Question

a) suppose that a spinner returns a real number between zero and one. What would the height of the PDF function be for this random variable X. Sketch its graph and make sure the total area under the graph is 1.

b) Now suppose that the random variable of interest is a number between 1 and 3. We will obtain this number by creating a new random variable Y=2X + 1 . Explain how you know Y will give a number in the correct range. What would be the height of Y’s PDF. Sketch it’s graph and make sure the total area under the graph is 1.

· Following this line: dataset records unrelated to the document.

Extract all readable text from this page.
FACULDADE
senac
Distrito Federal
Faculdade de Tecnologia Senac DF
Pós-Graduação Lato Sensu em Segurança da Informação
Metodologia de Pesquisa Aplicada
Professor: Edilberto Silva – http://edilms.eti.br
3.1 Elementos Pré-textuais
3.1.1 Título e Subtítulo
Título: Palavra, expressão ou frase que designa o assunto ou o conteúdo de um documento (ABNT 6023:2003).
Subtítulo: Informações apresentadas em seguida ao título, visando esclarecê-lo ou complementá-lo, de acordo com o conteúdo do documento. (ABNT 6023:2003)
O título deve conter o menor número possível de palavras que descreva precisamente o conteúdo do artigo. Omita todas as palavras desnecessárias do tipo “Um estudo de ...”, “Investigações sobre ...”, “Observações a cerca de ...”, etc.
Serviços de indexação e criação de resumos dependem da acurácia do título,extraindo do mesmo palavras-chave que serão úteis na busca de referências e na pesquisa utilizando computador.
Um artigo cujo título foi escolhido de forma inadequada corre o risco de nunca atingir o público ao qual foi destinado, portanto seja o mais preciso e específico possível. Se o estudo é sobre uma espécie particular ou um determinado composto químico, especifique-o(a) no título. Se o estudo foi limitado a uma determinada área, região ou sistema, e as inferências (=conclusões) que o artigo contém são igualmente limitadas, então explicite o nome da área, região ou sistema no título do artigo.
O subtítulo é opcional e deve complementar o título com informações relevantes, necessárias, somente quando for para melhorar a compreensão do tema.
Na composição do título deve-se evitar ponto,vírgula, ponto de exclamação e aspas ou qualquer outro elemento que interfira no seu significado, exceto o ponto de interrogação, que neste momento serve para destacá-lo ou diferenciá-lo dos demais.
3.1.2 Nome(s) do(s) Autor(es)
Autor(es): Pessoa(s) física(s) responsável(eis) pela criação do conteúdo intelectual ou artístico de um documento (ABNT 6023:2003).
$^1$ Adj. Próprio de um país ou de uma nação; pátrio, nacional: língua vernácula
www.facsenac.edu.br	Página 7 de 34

c) finally consider any random variable of the form W = a +cX, where a & c are real numbers and c does not equal zero. what range of values will this variable assume? What would be the height of its PDF? Sketch it’s graph, and make sure the total area under the graph is 1.

Answer 1

a) Since the spinner returns a real number between zero and one, we assume uniformity and then the random variable X  is Uniform(0,1). Then the height of the pdf will be unity over the entire range [0,1].

From the graph, we find that the total area of the region described by the red square of sides unity=height *length=1

b) Note that x<=1 implies and implied by , 2x+1<=2*1+1=3

Also x>=0 implies and implied by 2x+1>=0+1=1. Combining we get 0<=x<=1 implies and implied by 1<=y<=3. Hence y gives values in the correct range (1,3).

Since, Y~Uniform(1,3), the density of Y is f(y)=1*1/2 .  Then the height of the pdf of Y is 0.5.

From the graph, we find that the total area of the region described by the red rectangle with length =1 and height=.5 is 2*.5=1.

c) Suppose c>0, then a+cX>=a and  then a+cX<=a+c so that the range of W is [a,a+c].

For c<0, then a+cX<=a and  then a+cX>=a+c so that the range of W is [a+c,a].

Then the height of the PDF will be 1/|c|, considering both c>0 and c<0.

Assuming c>0, from the graph, we find that the total area of the region described by the red rectangle with height =1/c and length=(c+a-a)=c is c/c=1.